Like the two other companies that offer molecular profiling to identify CUPs in the US, Rosetta claims about 85% accuracy for its tests. Uniquely, the miRview mets test is based on microRNAs, a family of regulatory RNA genes involved in differentiation and oncogenesis, which are highly tissue-specific. So why have the fortunes of Rosetta Genomics turned dark? Because pathologists still don't trust the technology, and they have their reasons.

Tissue of Origin versus MiRview mets (or not)

Its problems with Prometheus aside, Rosetta is David to the Goliath of Pathworks Laboratories, whose Tissue of Origin test has been cleared by the FDA. In a retrospective study reported recently by Pathworks, the Tissue of Origin test (which is based on a 1500-gene microarray) was able to predict a primary site in 96% of cases. These results were "generally compatible" with results from clinical features, immunohistochemistry, and response to treatment, says the report. And the test could identify primary sites for 18 of 19 tissues that another assay, the CUP test developed by Veridex of La Jolla CA, was unable to type.

The Veridex test can identify only 6 sites of origin: pancreas, colon, lung, ovary, breast, and prostate. Tissue of Origin, by contrast, claims to have the gene expression profiles of 15 known tumor types. By that standard, Rosetta's miRview mets should be a clear winner. Just last month Rosetta announced development of a second-generation version of miRview mets, which boosts the number of different tissue types it can recognize from 25 to 40. So why aren't pathologists standing in line to buy these tests that could apparently save both money and misdiagnosis?

As pointed out in a review last February by pathologist Federico Monzon, MD, of The Methodist Hospital in Houston (who has been involved in assessing the Tissue of Origin test), none of the developers of these highly promising technologies can offer results from peer-reviewed publications.

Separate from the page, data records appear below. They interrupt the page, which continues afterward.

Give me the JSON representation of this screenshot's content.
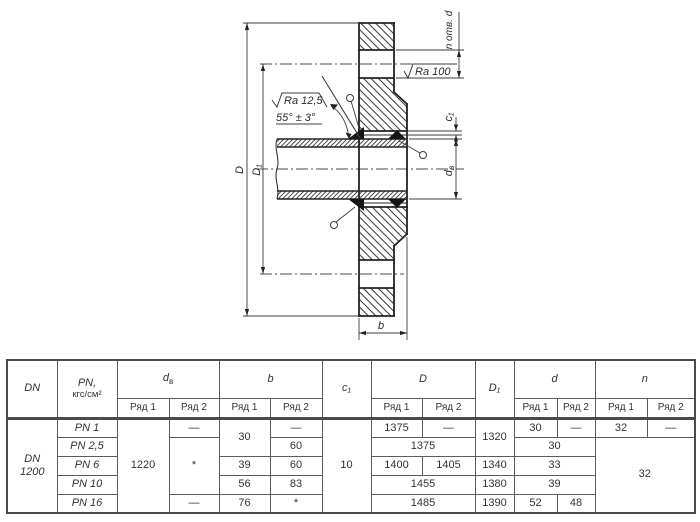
{
  "drawing": {
    "dim_D": "D",
    "dim_D1": "D₁",
    "dim_dv_base": "d",
    "dim_dv_sub": "в",
    "dim_c1": "c₁",
    "dim_b": "b",
    "holes_note": "n отв. d",
    "roughness_face": "Ra 100",
    "roughness_bevel": "Ra 12,5",
    "bevel_angle": "55° ± 3°"
  },
  "table": {
    "header": {
      "dn": "DN",
      "pn_line1": "PN,",
      "pn_line2": "кгс/см²",
      "dv_base": "d",
      "dv_sub": "в",
      "b": "b",
      "c1": "c₁",
      "D": "D",
      "D1": "D₁",
      "d": "d",
      "n": "n",
      "ryad1": "Ряд 1",
      "ryad2": "Ряд 2"
    },
    "shared": {
      "dn1": "DN",
      "dn2": "1200",
      "dv1": "1220",
      "c1": "10"
    },
    "rows": {
      "r1": {
        "pn": "PN 1",
        "dv2": "—",
        "b1": "30",
        "b2": "—",
        "D_r1": "1375",
        "D_r2": "—",
        "D1": "1320",
        "d_r1": "30",
        "d_r2": "—",
        "n_r1": "32",
        "n_r2": "—"
      },
      "r2": {
        "pn": "PN 2,5",
        "dv2": "*",
        "b2": "60",
        "D": "1375",
        "d": "30",
        "n": "32"
      },
      "r3": {
        "pn": "PN 6",
        "b1": "39",
        "b2": "60",
        "D_r1": "1400",
        "D_r2": "1405",
        "D1": "1340",
        "d": "33"
      },
      "r4": {
        "pn": "PN 10",
        "b1": "56",
        "b2": "83",
        "D": "1455",
        "D1": "1380",
        "d": "39"
      },
      "r5": {
        "pn": "PN 16",
        "dv2": "—",
        "b1": "76",
        "b2": "*",
        "D": "1485",
        "D1": "1390",
        "d_r1": "52",
        "d_r2": "48"
      }
    }
  }
}
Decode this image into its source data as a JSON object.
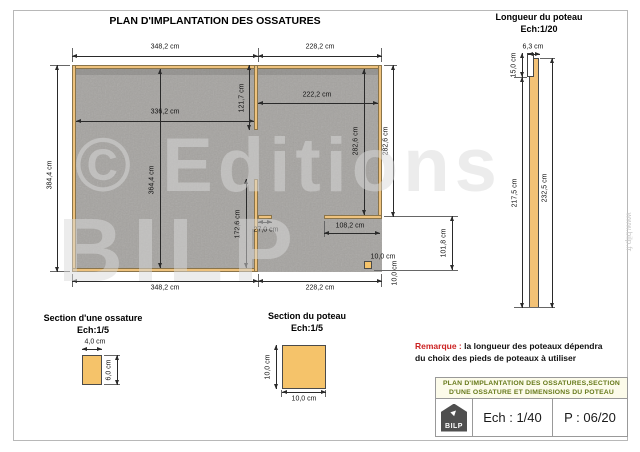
{
  "sheet": {
    "title": "PLAN D'IMPLANTATION DES OSSATURES"
  },
  "plan": {
    "dim_top_left": "348,2 cm",
    "dim_top_right": "228,2 cm",
    "dim_left_height": "384,4 cm",
    "dim_inner_width": "336,2 cm",
    "dim_inner_height": "364,4 cm",
    "dim_mid_wall_upper": "121,7 cm",
    "dim_right_inner_width": "222,2 cm",
    "dim_right_inner_height": "282,6 cm",
    "dim_right_wall": "282,6 cm",
    "dim_mid_wall_lower": "172,6 cm",
    "dim_stub_wall": "27,0 cm",
    "dim_rear_wall": "108,2 cm",
    "dim_post_width": "10,0 cm",
    "dim_post_depth": "10,0 cm",
    "dim_opening": "101,8 cm",
    "dim_bottom_left": "348,2 cm",
    "dim_bottom_right": "228,2 cm"
  },
  "post_elevation": {
    "title": "Longueur du poteau",
    "scale": "Ech:1/20",
    "dim_width": "6,3 cm",
    "dim_notch": "15,0 cm",
    "dim_body": "217,5 cm",
    "dim_total": "232,5 cm"
  },
  "frame_section": {
    "title": "Section d'une ossature",
    "scale": "Ech:1/5",
    "dim_width": "4,0 cm",
    "dim_height": "6,0 cm"
  },
  "post_section": {
    "title": "Section du poteau",
    "scale": "Ech:1/5",
    "dim_width": "10,0 cm",
    "dim_height": "10,0 cm"
  },
  "remark": {
    "label": "Remarque :",
    "line1": "la longueur des poteaux dépendra",
    "line2": "du choix des pieds de poteaux à utiliser"
  },
  "title_block": {
    "line1": "PLAN D'IMPLANTATION DES OSSATURES,SECTION",
    "line2": "D'UNE OSSATURE ET DIMENSIONS DU POTEAU",
    "logo_text": "BILP",
    "scale": "Ech : 1/40",
    "page": "P : 06/20"
  },
  "watermark": {
    "line1": "© Editions",
    "line2": "BILP",
    "site": "www.bilp.fr"
  },
  "colors": {
    "wood": "#EEC27D",
    "wood_light": "#F5C36A",
    "slab_gray": "#A5A3A0",
    "remark_red": "#CC2222",
    "header_green": "#66791A"
  }
}
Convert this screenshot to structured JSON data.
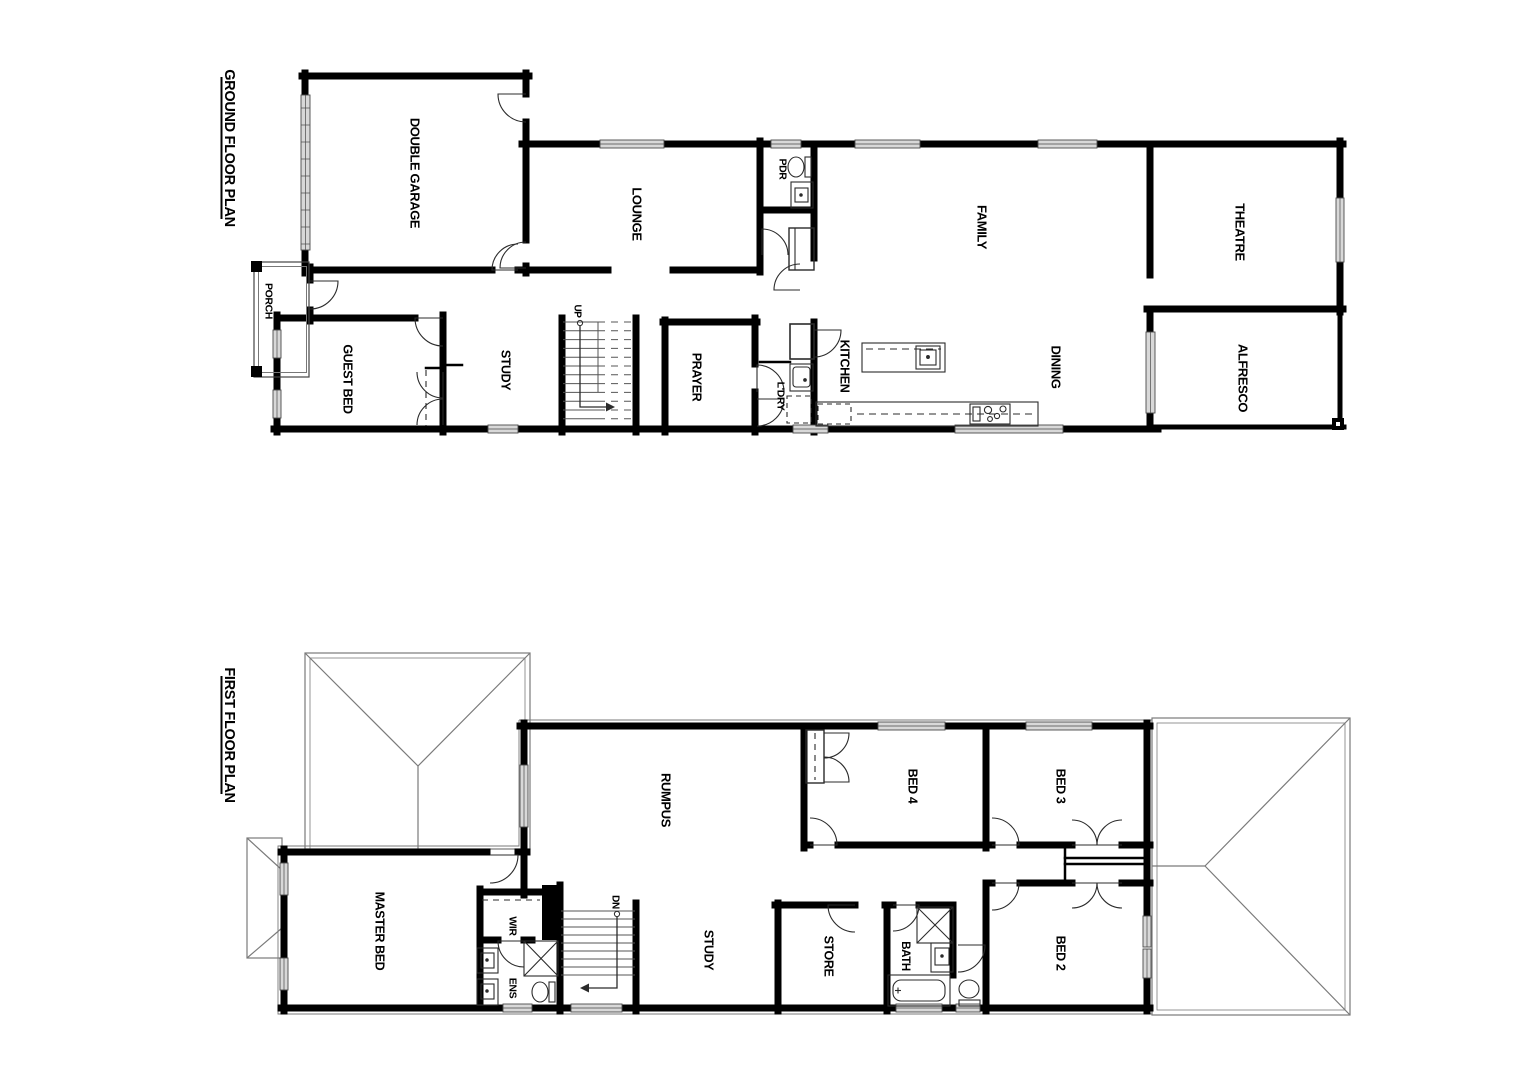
{
  "drawing": {
    "type": "residential floor plan",
    "colors": {
      "wall": "#000000",
      "detail": "#2b2b2b",
      "thin": "#555555",
      "window_fill": "#d8d8d8",
      "roof_line": "#7a7a7a"
    }
  },
  "ground_floor": {
    "title": "GROUND FLOOR PLAN",
    "stair_direction": "UP",
    "rooms": {
      "double_garage": "DOUBLE GARAGE",
      "porch": "PORCH",
      "guest_bed": "GUEST BED",
      "study": "STUDY",
      "prayer": "PRAYER",
      "lounge": "LOUNGE",
      "pdr": "PDR",
      "laundry": "L'DRY",
      "kitchen": "KITCHEN",
      "family": "FAMILY",
      "dining": "DINING",
      "theatre": "THEATRE",
      "alfresco": "ALFRESCO"
    }
  },
  "first_floor": {
    "title": "FIRST FLOOR PLAN",
    "stair_direction": "DN",
    "rooms": {
      "master_bed": "MASTER BED",
      "wir": "WIR",
      "ens": "ENS",
      "rumpus": "RUMPUS",
      "study": "STUDY",
      "store": "STORE",
      "bath": "BATH",
      "bed_2": "BED 2",
      "bed_3": "BED 3",
      "bed_4": "BED 4"
    }
  }
}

Both the retrospective study by Pathworks and the development of Rosetta's second-generation test are examples of this: Oncologists could read about them last month in supplementary abstracts to the ASCO 2010 Molecular Markers conference, but neither was the subject of a live presentation.

In the retrospective study, Pathworks compared Tissue of Origin against a test which is not clinically available (Veridex's CUP test). Describing its second generation test, Rosetta  merely described the test's features and promised that data about validation would be presented, without saying when or where. Rosetta analyzes the expression patterns of its proprietary microRNA fragments using complicated algorithms whose details are not publicly available.

Internal validations

The validations of molecular profiling tests, however often repeated and reported and however positive, are always carried out internally. These tantalizing technologies are black boxes, and as Monzon points out in his review, pathologists "are used to having control and comprehensive understanding of all testing derived from 'our' tissue samples."

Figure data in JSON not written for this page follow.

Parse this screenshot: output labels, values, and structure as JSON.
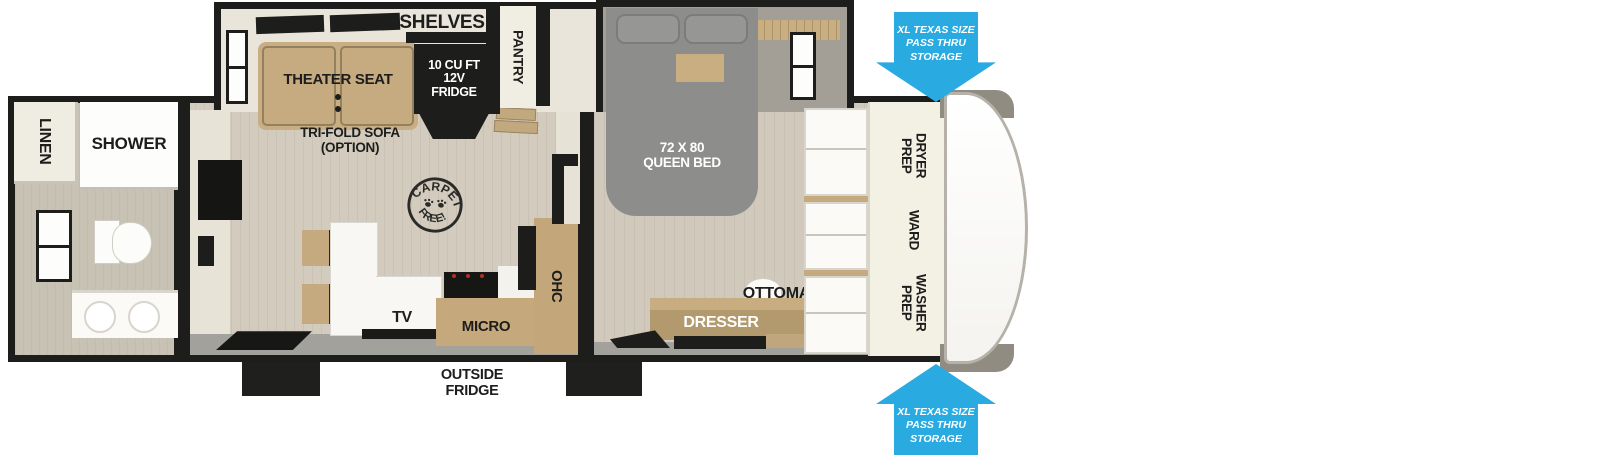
{
  "floorplan": {
    "labels": {
      "shelves": "SHELVES",
      "pantry": "PANTRY",
      "fridge": "10 CU FT\n12V\nFRIDGE",
      "theater_seat": "THEATER SEAT",
      "trifold_sofa": "TRI-FOLD SOFA\n(OPTION)",
      "linen": "LINEN",
      "shower": "SHOWER",
      "carpet_free_top": "CARPET",
      "carpet_free_bottom": "FREE!",
      "tv": "TV",
      "micro": "MICRO",
      "ohc": "OHC",
      "outside_fridge": "OUTSIDE\nFRIDGE",
      "queen_bed": "72 X 80\nQUEEN BED",
      "ottoman": "OTTOMAN",
      "dresser": "DRESSER",
      "dryer_prep": "DRYER\nPREP",
      "ward": "WARD",
      "washer_prep": "WASHER\nPREP",
      "storage_top": "XL TEXAS SIZE\nPASS THRU\nSTORAGE",
      "storage_bottom": "XL TEXAS SIZE\nPASS THRU\nSTORAGE"
    },
    "colors": {
      "arrow_blue": "#29abe2",
      "wall_black": "#1d1d1b",
      "wood_floor": "#d3ccbe",
      "furniture_tan": "#c5aa80",
      "bed_gray": "#8d8d8b",
      "counter_white": "#f8f7f4",
      "wall_cream": "#e9e5da"
    }
  }
}
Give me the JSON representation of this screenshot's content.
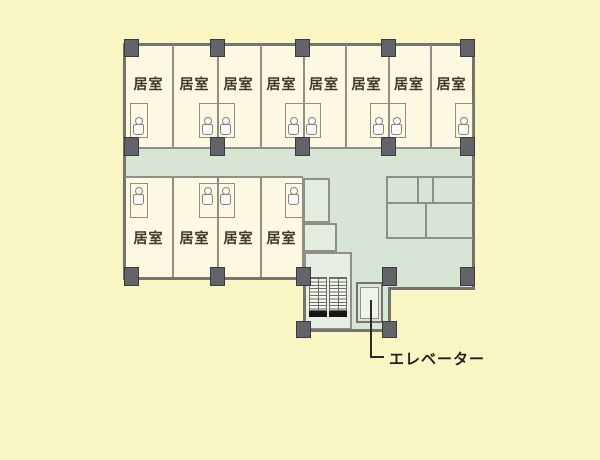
{
  "plan": {
    "type": "hotel-floor-plan",
    "top_rooms": [
      {
        "label": "居室"
      },
      {
        "label": "居室"
      },
      {
        "label": "居室"
      },
      {
        "label": "居室"
      },
      {
        "label": "居室"
      },
      {
        "label": "居室"
      },
      {
        "label": "居室"
      },
      {
        "label": "居室"
      }
    ],
    "bottom_rooms": [
      {
        "label": "居室"
      },
      {
        "label": "居室"
      },
      {
        "label": "居室"
      },
      {
        "label": "居室"
      }
    ],
    "elevator": {
      "label": "エレベーター"
    },
    "icons": {
      "toilet": "toilet-icon",
      "stairs": "stair-flight-hatch",
      "column": "structural-column"
    },
    "colors": {
      "background": "#faf6c3",
      "room_fill": "#fdf8e2",
      "corridor_fill": "#d7e5d5",
      "utility_fill": "#e3ece1",
      "stair_fill": "#f3f6ef",
      "exterior_wall": "#74746d",
      "interior_wall": "#8f8f88",
      "column_fill": "#63636a",
      "room_label_text": "#44362a",
      "elevator_label_text": "#1f1f1f"
    }
  }
}
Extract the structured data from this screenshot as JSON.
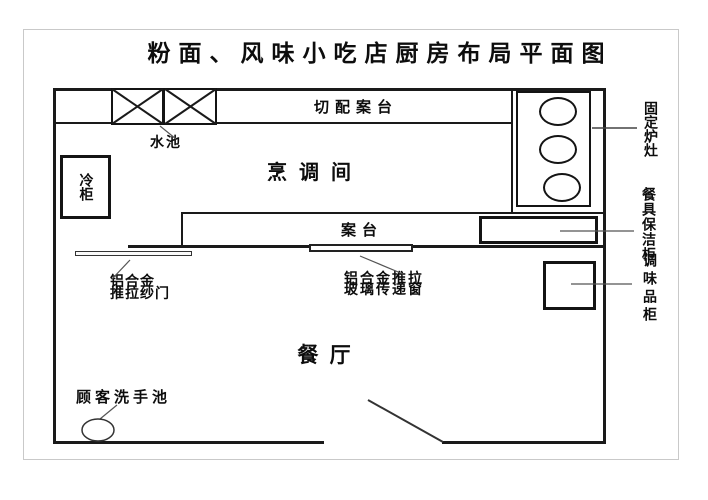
{
  "title": "粉面、风味小吃店厨房布局平面图",
  "rooms": {
    "cooking_room": "烹调间",
    "dining_room": "餐  厅"
  },
  "labels": {
    "prep_counter": "切配案台",
    "sink": "水池",
    "cold_cabinet": "冷柜",
    "counter": "案台",
    "fixed_stove": "固定炉灶",
    "tableware_clean_cabinet": "餐具保洁柜",
    "condiment_cabinet": "调味品柜",
    "screen_door_line1": "铝合金",
    "screen_door_line2": "推拉纱门",
    "pass_window_line1": "铝合金推拉",
    "pass_window_line2": "玻璃传递窗",
    "customer_wash_basin": "顾客洗手池"
  },
  "colors": {
    "line": "#1a1a1a",
    "leader": "#555555",
    "background": "#ffffff",
    "frame": "#c9c9c9"
  }
}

The patients who yielded up those samples in the first place are still waiting for medical science to determine which of the new options is best for solving their problem. This is theoretically possible, but it is not yet happening.

One prospective trial, announced as a poster at this year'sASCO annual meeting, found that molecular testing with a third sysem (bioTheranostics Inc.'s CancerTYPE ID) predicted a primary site in 92% of cases--and apparently correctly, because in most cases treatment succeeded "as expected." 

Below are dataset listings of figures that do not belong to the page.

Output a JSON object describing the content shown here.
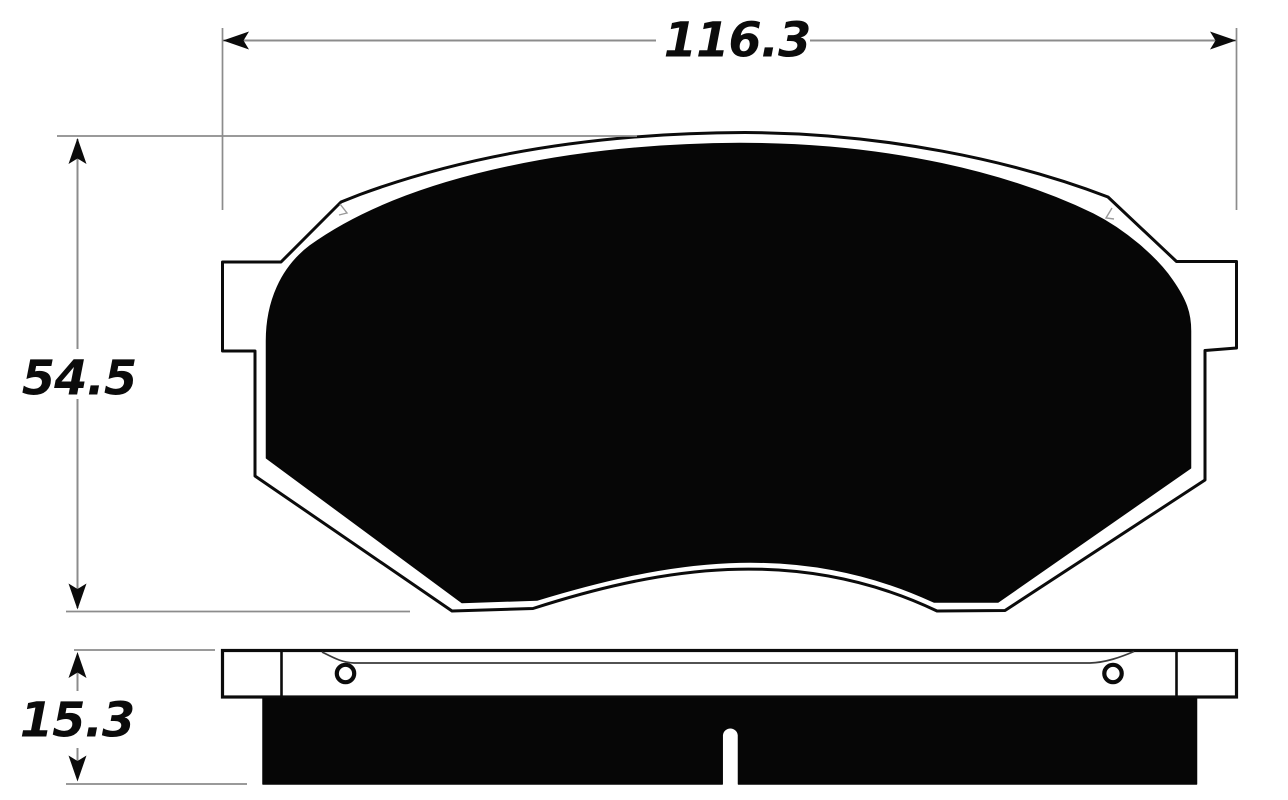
{
  "diagram": {
    "type": "technical-drawing",
    "subject": "brake pad dimensional drawing, front profile and side (edge) views",
    "views": {
      "front_view": {
        "description": "brake pad front profile with backing-plate outline, side mounting tabs and black friction area",
        "width_dimension": {
          "label": "116.3"
        },
        "height_dimension": {
          "label": "54.5"
        }
      },
      "side_view": {
        "description": "edge view showing backing plate with two rivet holes and friction material block with center wear slot",
        "thickness_dimension": {
          "label": "15.3"
        }
      }
    },
    "colors": {
      "ink": "#0b0b0b",
      "dimension_lines": "#8c8c8c",
      "background": "#ffffff"
    }
  }
}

Meanwhile, Rosetta has launched an observational trial at two sites in Israel, to be completed by mid-2012, comparing miRview mets with a conventional workup for CUP. This isn't as good as comparing it with the competition, of course, but it's something. However, the primary outcome is cost-effectiveness, not an absolute clinical measure such as mortality.

What's needed, of course, are peer-reviewed publications of trials comparing all of these tests to each other and to standard histopathology, as well as prospective studies that establish whether molecular profiling actually improves outcomes for patients with CUPs. It's a good bet they do, but who knows for certain?